North Dakota's Ethics Commission is asking for an attorney general opinion amid its rulemaking process.
Commission Executive Director David Thiele said the five-member board is seeking clarification on "our authority to expand on the definition of 'lobbyist' as it relates to gifts." A time frame for receiving an opinion is unclear.
North Dakota voters in 2018 approved the Ethics Commission in a constitutional initiative that also included a lobbyist gift prohibition that takes effect in January. Related rules are to be adopted by then. The 2019 Legislature passed Republican majority leaders' framework for implementing the measure.
"Regarding gifts, when we looked at the statute and the direction we were going, the statute that the Legislature passed last session didn't cover all of the people that we have jurisdiction over," Thiele said. "We believed it was too narrow, so in our gift rule, we were going to expand on that, so that's the clarification we're looking at from the attorney general."
The commission already has rolled out its website, adopted complaint procedure rules, and established a confidential complaint hotline and email address. It's in the midst of its rulemaking.
To date, the commission has declined all three complaints it has received.
The board had to adjourn its meeting early on Thursday due to technical difficulties. The next meeting is Aug. 12, when discussion will resume on the four-page draft gift rules, which the commissions plans to finalize before the Legislature convenes in January.
The Legislature's interim Judiciary Committee on Wednesday reviewed several bill drafts related to the Ethics Commission that could advance for the 2021 session.
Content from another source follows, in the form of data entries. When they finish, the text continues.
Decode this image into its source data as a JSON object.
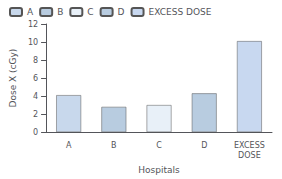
{
  "chart_data": {
    "type": "bar",
    "categories": [
      "A",
      "B",
      "C",
      "D",
      "EXCESS\nDOSE"
    ],
    "series": [
      {
        "name": "A",
        "color": "#c8d8ec",
        "values": [
          4.1,
          null,
          null,
          null,
          null
        ]
      },
      {
        "name": "B",
        "color": "#b8cce0",
        "values": [
          null,
          2.8,
          null,
          null,
          null
        ]
      },
      {
        "name": "C",
        "color": "#e8f0f8",
        "values": [
          null,
          null,
          3.0,
          null,
          null
        ]
      },
      {
        "name": "D",
        "color": "#b8cce0",
        "values": [
          null,
          null,
          null,
          4.3,
          null
        ]
      },
      {
        "name": "EXCESS DOSE",
        "color": "#c8d8f0",
        "values": [
          null,
          null,
          null,
          null,
          10.1
        ]
      }
    ],
    "xlabel": "Hospitals",
    "ylabel": "Dose X (cGy)",
    "ylim": [
      0,
      12
    ],
    "yticks": [
      0,
      2,
      4,
      6,
      8,
      10,
      12
    ],
    "grid": false,
    "legend": "upper left"
  }
}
Rep. Karla Rose Hanson, D-Fargo, walked the committee through her two bill drafts that "address the friction points" between constitutional and new statutory language passed in 2019 related to the Ethics Commission. Since its first meetings last fall, the new board has discussed apparent conflicts between duties and definitions in state law and the constitution.
Hanson, who is seeking a second term, said her proposals would "strengthen our new Ethics Commission's ability to do its job and strengthen North Dakota's campaign finance and lobbyist rules."
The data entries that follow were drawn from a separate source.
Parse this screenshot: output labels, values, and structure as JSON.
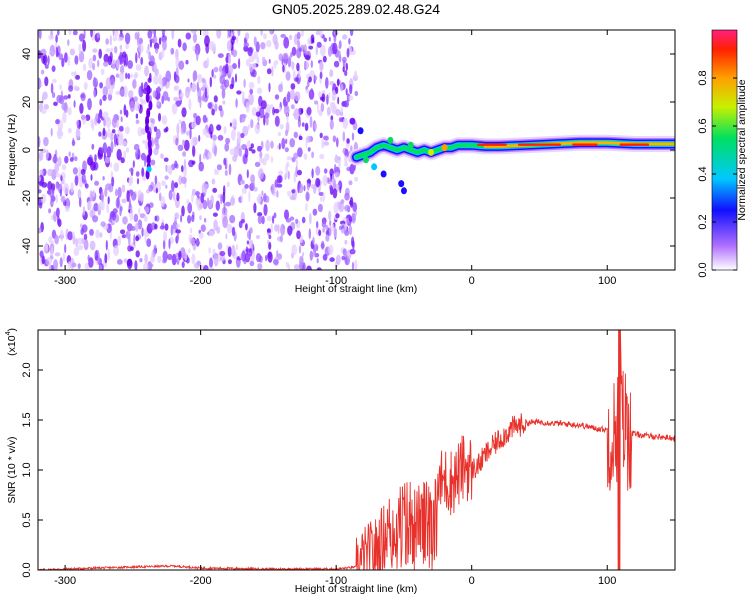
{
  "title": "GN05.2025.289.02.48.G24",
  "chart_data": [
    {
      "type": "heatmap",
      "xlabel": "Height of straight line (km)",
      "ylabel": "Frequency (Hz)",
      "xlim": [
        -320,
        150
      ],
      "ylim": [
        -50,
        50
      ],
      "xticks": [
        -300,
        -200,
        -100,
        0,
        100
      ],
      "yticks": [
        -40,
        -20,
        0,
        20,
        40
      ],
      "noise_region_x": [
        -320,
        -85
      ],
      "ridge": {
        "x": [
          -85,
          -80,
          -75,
          -70,
          -65,
          -60,
          -55,
          -50,
          -45,
          -40,
          -35,
          -30,
          -25,
          -20,
          -15,
          -10,
          -5,
          0,
          10,
          20,
          40,
          60,
          80,
          100,
          120,
          150
        ],
        "frequency": [
          -3,
          -2,
          -1,
          1,
          2,
          1,
          0,
          1,
          0,
          -1,
          0,
          -1,
          0,
          1,
          1,
          2,
          2,
          2,
          1.5,
          1.5,
          2,
          2.5,
          3,
          3,
          2.5,
          2.5
        ]
      },
      "colorbar": {
        "label": "Normalized spectral amplitude",
        "range": [
          0,
          1
        ],
        "ticks": [
          0.0,
          0.2,
          0.4,
          0.6,
          0.8
        ]
      }
    },
    {
      "type": "line",
      "xlabel": "Height of straight line (km)",
      "ylabel": "SNR (10 * v/v)",
      "yscale_label": "(x10",
      "yscale_exp": "4",
      "xlim": [
        -320,
        150
      ],
      "ylim": [
        0,
        2.4
      ],
      "xticks": [
        -300,
        -200,
        -100,
        0,
        100
      ],
      "yticks": [
        0.0,
        0.5,
        1.0,
        1.5,
        2.0
      ],
      "color": "#e8312b",
      "series": [
        {
          "x": [
            -320,
            -300,
            -250,
            -220,
            -200,
            -150,
            -100,
            -85,
            -70,
            -60,
            -55,
            -50,
            -45,
            -40,
            -35,
            -30,
            -25,
            -20,
            -15,
            -10,
            -5,
            0,
            5,
            10,
            20,
            30,
            40,
            50,
            60,
            70,
            80,
            90,
            100,
            105,
            110,
            115,
            120,
            130,
            140,
            150
          ],
          "values": [
            0.0,
            0.01,
            0.03,
            0.04,
            0.02,
            0.01,
            0.01,
            0.03,
            0.2,
            0.45,
            0.5,
            0.55,
            0.6,
            0.5,
            0.55,
            0.7,
            0.85,
            0.9,
            0.88,
            0.95,
            1.05,
            1.0,
            1.05,
            1.15,
            1.3,
            1.42,
            1.47,
            1.48,
            1.47,
            1.46,
            1.45,
            1.42,
            1.4,
            1.35,
            1.6,
            1.38,
            1.36,
            1.34,
            1.33,
            1.32
          ]
        }
      ]
    }
  ]
}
House Speaker Larry Klemin, R-Bismarck, who chairs the committee, introduced a bill draft that would allow lawmakers, lobbyists and candidates for state and legislative office to request advisory opinions from the Ethics Commission. The bill is modeled after State Bar Association of North Dakota procedures.
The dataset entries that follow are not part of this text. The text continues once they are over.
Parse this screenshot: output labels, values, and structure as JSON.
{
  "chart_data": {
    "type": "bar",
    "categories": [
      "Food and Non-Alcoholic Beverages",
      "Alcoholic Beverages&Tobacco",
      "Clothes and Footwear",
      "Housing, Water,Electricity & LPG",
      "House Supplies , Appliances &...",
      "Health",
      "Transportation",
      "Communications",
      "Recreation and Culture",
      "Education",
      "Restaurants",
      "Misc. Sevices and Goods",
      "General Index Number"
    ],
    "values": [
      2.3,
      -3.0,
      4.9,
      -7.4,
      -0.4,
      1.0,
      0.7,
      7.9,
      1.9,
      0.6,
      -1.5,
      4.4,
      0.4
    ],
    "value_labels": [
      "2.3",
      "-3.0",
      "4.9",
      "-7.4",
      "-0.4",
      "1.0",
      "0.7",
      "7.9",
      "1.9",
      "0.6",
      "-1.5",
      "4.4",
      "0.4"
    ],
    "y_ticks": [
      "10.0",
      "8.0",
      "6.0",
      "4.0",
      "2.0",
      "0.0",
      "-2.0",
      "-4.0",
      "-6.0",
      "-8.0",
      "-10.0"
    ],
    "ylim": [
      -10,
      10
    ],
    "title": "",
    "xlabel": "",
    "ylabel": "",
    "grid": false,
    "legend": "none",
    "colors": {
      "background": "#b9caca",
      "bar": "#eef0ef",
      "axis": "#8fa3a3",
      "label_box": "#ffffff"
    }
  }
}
"It's kind of looking for guidance where there's a question that's not really answered directly by the statute or a rule or the constitution, and it's a matter of interpretation and you're going to the Ethics Commission in advance of doing something," Klemin said.
Thiele also led the committee through commission-proposed legislation that includes complaint procedures and Klemin's proposal.
The committee will take action on the lawmakers' bill drafts at its next meeting in September. Other bills could come during the 2021 Legislature.